Clear the Coast 2018 Summary Report
Clear the Coast 2018
Clear the Coast 2018 engaged both new and returning volunteers to collect, bag, transport and recycle/landfill five tonnes of plastic marine debris from Vancouver Island’s northern shores. Throughout the year, staff and contractors worked to raise public awareness of the myriad sources of marine debris, targeting single-use plastics in particular. Our outreach included school and community organization presentations, social media and co-promotion of an online university project called “Straws for a Cause”. We worked with federal and provincial governments to establish a policy framework for plastic pollution and to urge action and funding for removal of so-called “legacy plastics” from our shores.
We succeeded in removing 5 tonnes of plastic material, working together with B.C. Marine Trails Network Association on the heli-lifting and ground transport of bagged material. We managed to clean all of the beaches south of Cape Scott that we have cleared for (now) five consecutive years and can report that substantially less debris had accumulated on the largest beaches (Lowry Bay, Sea Otter and San Josef). This may mean that we are gaining ground against the incoming tide of plastics, by preventing them from being refloated; or it may simply be that last winter’s severe storms stranded the debris in different locations. The Helen Islands, for example, at the mouth of Sea Otter Cove, contained four times more debris than in previous years. We were constrained by the types of boats available to us from checking foreshores further afield to determine if there were other locations where large volumes had accumulated.
With increased media attention to the issue of marine plastics, many new volunteers came forward and some of them worked independently of Living Oceans to collect and prepare debris for our heli-lifts. Yuki and his people Darren, Renee and Ryan tackled Hecht Beach on a particularly foul weekend.
Debris was sorted on the beaches and bagged for recycling or landfill. Almost all of it was landfilled this year as there is currently little if any market for recycled plastic. This is the result of a dramatic change in China’s policy regarding the quality of recycled plastic they will accept for reprocessing. The only other end-of-life options available to us were incineration or pyrolytic conversion, with little information about the pollution controls available for the use of marine debris as feedstock. With the added cost and carbon emissions profile associated with moving 5 bulky tonnes of material by truck and ferry to the plants capable of burning it, we did not find this a preferable solution to landfilling. The Regional District of Mount Waddington agrees and continues to accept the material without charge.

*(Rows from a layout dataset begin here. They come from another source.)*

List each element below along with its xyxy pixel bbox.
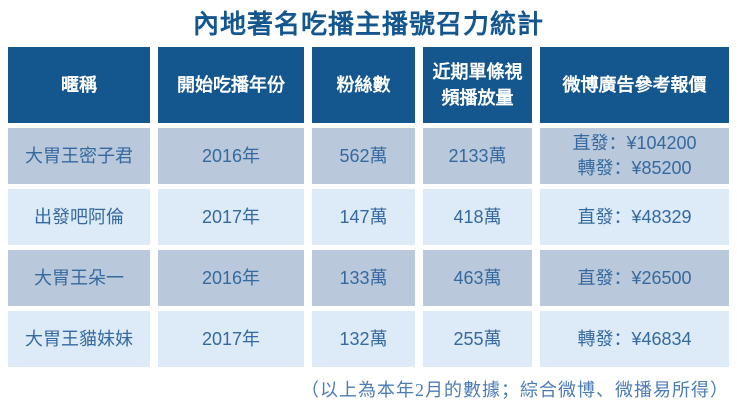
cell-fans-count: 133萬	[312, 250, 415, 306]
cell-weibo-ad-quote: 直發：¥104200 轉發：¥85200	[540, 128, 729, 184]
table-row: 大胃王朵一 2016年 133萬 463萬 直發：¥26500	[8, 250, 729, 306]
cell-fans-count: 562萬	[312, 128, 415, 184]
cell-nickname: 大胃王朵一	[8, 250, 150, 306]
cell-fans-count: 132萬	[312, 311, 415, 367]
col-header-weibo-ad-quote: 微博廣告參考報價	[540, 47, 729, 123]
infographic-page: 內地著名吃播主播號召力統計 暱稱 開始吃播年份 粉絲數 近期單條視 頻播放量 微…	[0, 7, 737, 412]
table-row: 大胃王貓妹妹 2017年 132萬 255萬 轉發：¥46834	[8, 311, 729, 367]
col-header-start-year: 開始吃播年份	[158, 47, 304, 123]
cell-recent-video-views: 463萬	[423, 250, 532, 306]
mukbang-stats-table: 暱稱 開始吃播年份 粉絲數 近期單條視 頻播放量 微博廣告參考報價 大胃王密子君…	[0, 42, 737, 372]
page-title: 內地著名吃播主播號召力統計	[192, 9, 544, 39]
cell-start-year: 2017年	[158, 189, 304, 245]
table-row: 大胃王密子君 2016年 562萬 2133萬 直發：¥104200 轉發：¥8…	[8, 128, 729, 184]
cell-weibo-ad-quote: 直發：¥48329	[540, 189, 729, 245]
cell-nickname: 大胃王密子君	[8, 128, 150, 184]
col-header-nickname: 暱稱	[8, 47, 150, 123]
col-header-recent-video-views: 近期單條視 頻播放量	[423, 47, 532, 123]
cell-recent-video-views: 2133萬	[423, 128, 532, 184]
cell-nickname: 出發吧阿倫	[8, 189, 150, 245]
col-header-fans-count: 粉絲數	[312, 47, 415, 123]
cell-recent-video-views: 255萬	[423, 311, 532, 367]
cell-weibo-ad-quote: 轉發：¥46834	[540, 311, 729, 367]
cell-fans-count: 147萬	[312, 189, 415, 245]
cell-start-year: 2017年	[158, 311, 304, 367]
cell-weibo-ad-quote: 直發：¥26500	[540, 250, 729, 306]
table-row: 出發吧阿倫 2017年 147萬 418萬 直發：¥48329	[8, 189, 729, 245]
cell-recent-video-views: 418萬	[423, 189, 532, 245]
header-row: 暱稱 開始吃播年份 粉絲數 近期單條視 頻播放量 微博廣告參考報價	[8, 47, 729, 123]
cell-start-year: 2016年	[158, 250, 304, 306]
data-source-note: （以上為本年2月的數據；綜合微博、微播易所得）	[301, 380, 729, 400]
cell-start-year: 2016年	[158, 128, 304, 184]
cell-nickname: 大胃王貓妹妹	[8, 311, 150, 367]
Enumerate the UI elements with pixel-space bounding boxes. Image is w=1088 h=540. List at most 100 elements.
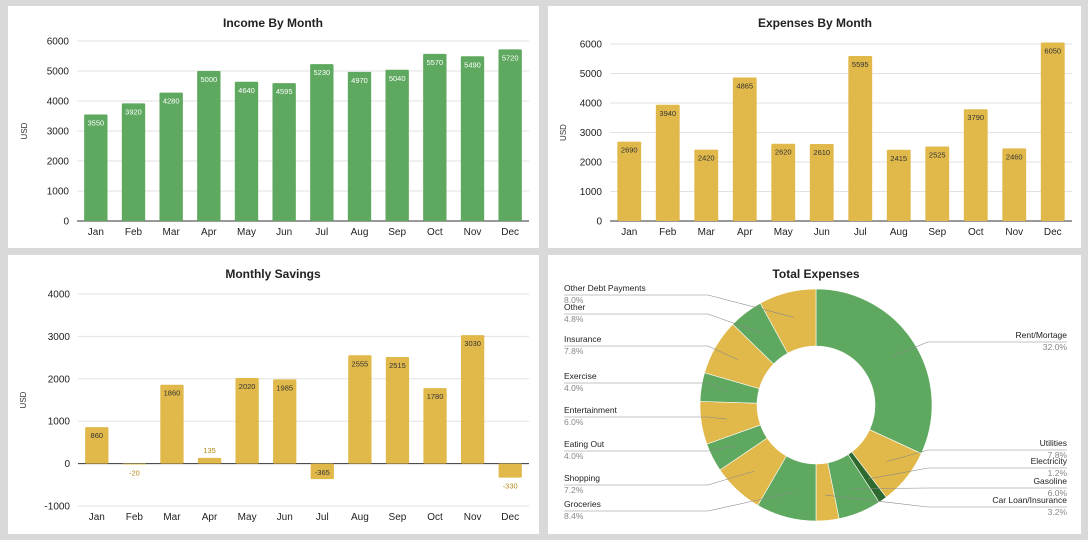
bar-jun: [273, 379, 297, 464]
x-tick-label: Aug: [890, 227, 908, 238]
x-tick-label: Feb: [659, 227, 677, 238]
leader-line: [564, 416, 727, 420]
slice-label: Other Debt Payments: [564, 283, 646, 293]
slice-percent: 32.0%: [1043, 342, 1068, 352]
data-label: 3030: [464, 339, 481, 348]
data-label: 2690: [621, 146, 638, 155]
x-tick-label: Feb: [126, 512, 144, 523]
bar-jan: [85, 427, 109, 464]
slice-label: Groceries: [564, 499, 601, 509]
bar-oct: [963, 109, 988, 221]
x-tick-label: Jan: [621, 227, 637, 238]
leader-line: [564, 492, 793, 512]
y-tick-label: 0: [64, 459, 70, 470]
x-tick-label: Dec: [501, 512, 519, 523]
bar-nov: [460, 335, 485, 464]
bar-mar: [160, 384, 184, 464]
bar-jan: [617, 141, 642, 221]
bar-jun: [809, 144, 834, 221]
x-tick-label: Mar: [163, 227, 181, 238]
bar-apr: [197, 71, 221, 221]
data-label: 2415: [890, 154, 907, 163]
slice-percent: 8.4%: [564, 511, 584, 521]
bar-sep: [925, 146, 950, 221]
y-tick-label: 0: [63, 217, 69, 228]
leader-line: [564, 313, 762, 334]
bar-oct: [423, 53, 447, 222]
data-label: 3940: [659, 109, 676, 118]
y-tick-label: -1000: [44, 502, 70, 513]
monthly-savings-chart: Monthly Savings -1000 0 1000 2000 3000 4000 USD…: [19, 267, 529, 523]
income-chart-panel: Income By Month 0 1000 2000 3000 4000 5000 6000…: [8, 6, 539, 248]
data-label: 5230: [313, 68, 330, 77]
data-label: -330: [503, 482, 518, 491]
slice-other-debt-payments: [759, 288, 817, 354]
expenses-by-month-chart: Expenses By Month 0 1000 2000 3000 4000 5000 60…: [559, 16, 1072, 238]
y-tick-label: 1000: [48, 417, 71, 428]
leader-line: [564, 294, 794, 318]
x-tick-label: Nov: [464, 512, 482, 523]
slice-label: Gasoline: [1033, 476, 1067, 486]
bar-jan: [84, 114, 108, 221]
chart-title: Monthly Savings: [225, 267, 321, 281]
x-tick-label: Mar: [698, 227, 716, 238]
bar-jul: [310, 463, 334, 480]
data-label: 3550: [87, 119, 104, 128]
leader-line: [564, 470, 755, 486]
leader-line: [868, 467, 1067, 480]
leader-line: [825, 494, 1067, 508]
bar-jun: [272, 83, 296, 222]
y-tick-label: 4000: [580, 99, 603, 110]
data-label: 5570: [426, 58, 443, 67]
bar-sep: [385, 69, 409, 221]
y-tick-label: 0: [596, 217, 602, 228]
x-tick-label: Apr: [737, 227, 753, 238]
data-label: 2515: [389, 361, 406, 370]
data-label: 2620: [775, 148, 792, 157]
leader-line: [892, 341, 1067, 357]
y-tick-label: 3000: [47, 127, 70, 138]
x-tick-label: May: [237, 227, 256, 238]
slice-percent: 4.0%: [564, 383, 584, 393]
slice-label: Electricity: [1031, 456, 1068, 466]
x-tick-label: Jul: [854, 227, 867, 238]
data-label: 3920: [125, 107, 142, 116]
data-label: 2525: [929, 151, 946, 160]
data-label: 5490: [464, 60, 481, 69]
data-label: 2420: [698, 154, 715, 163]
data-label: 2555: [352, 359, 369, 368]
chart-title: Total Expenses: [772, 267, 859, 281]
y-tick-label: 1000: [47, 187, 70, 198]
data-label: 5720: [502, 53, 519, 62]
bar-nov: [1002, 148, 1027, 221]
bar-sep: [385, 356, 410, 464]
slice-percent: 7.8%: [1048, 450, 1068, 460]
slice-percent: 4.8%: [564, 314, 584, 324]
y-tick-label: 1000: [580, 187, 603, 198]
slice-label: Other: [564, 302, 585, 312]
bar-may: [234, 81, 259, 221]
data-label: 135: [203, 446, 216, 455]
bar-jul: [848, 55, 873, 222]
y-tick-label: 5000: [47, 67, 70, 78]
x-tick-label: Jun: [814, 227, 830, 238]
data-label: 1985: [276, 383, 293, 392]
x-tick-label: Sep: [928, 227, 946, 238]
x-tick-label: Oct: [968, 227, 984, 238]
data-label: 2460: [1006, 152, 1023, 161]
bar-mar: [694, 149, 719, 221]
x-tick-label: Oct: [427, 227, 443, 238]
y-tick-label: 6000: [580, 40, 603, 51]
x-tick-label: Jul: [316, 512, 329, 523]
x-tick-label: Jan: [89, 512, 105, 523]
x-tick-label: May: [238, 512, 257, 523]
data-label: 2610: [813, 148, 830, 157]
x-tick-label: Dec: [1044, 227, 1062, 238]
y-tick-label: 5000: [580, 69, 603, 80]
income-by-month-chart: Income By Month 0 1000 2000 3000 4000 5000 6000…: [20, 16, 529, 238]
bar-dec: [1040, 42, 1065, 222]
data-label: 6050: [1044, 47, 1061, 56]
x-tick-label: Mar: [163, 512, 181, 523]
x-tick-label: Apr: [201, 227, 217, 238]
x-tick-label: Feb: [125, 227, 143, 238]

Encouraging all levels of government to work together under a policy framework that addresses source control, habitat restoration and reuse/recycling options for plastics
We worked directly with federal Members of Parliament on policy initiatives for plastic pollution control. Gord Johns, the local Member for Vancouver Island’s west coast, was an active champion of the cause, putting forward a private members’ bill and petition that we encouraged our supporters to sign. We provided briefing notes and discussed strategy with Joyce Murray, who worked with the Liberal Party’s policy team to put forward an initiative at their policy convention in the spring. Her work was so effective that the policy initiative was overtaken by a PMO decision to champion a Plastics Charter at the G7 Summit in Quebec in June. While only dealing with reduction of single-use plastics, we view the Charter as a hopeful start on tackling the problem. Unfortunately, Canada’s contributions to date appear to view the problem as one of developing-world origin, as the Government’s action plan contains neither action nor funding to deal with domestic plastic debris.
More recently, we’ve worked with Nathan Cullen on the draft text of a private members’ bill that would restrict the use of non-compostable, non-recyclable packaging.
We worked with environmental groups across the country to provide submissions to federal and provincial leaders that aim to harmonize and increase the effectiveness of plastic pollution efforts and were successful in convincing our colleagues that the plan would not honour Canada’s moral obligation to the international community unless it included provisions to deal with the legacy of plastic waste currently in the ocean and stranding on shorelines everywhere.
We continue to work with the Province of B.C. on both the issue of funding for marine debris removal and on their upcoming amendments to the Extended Producer Responsibility regulations.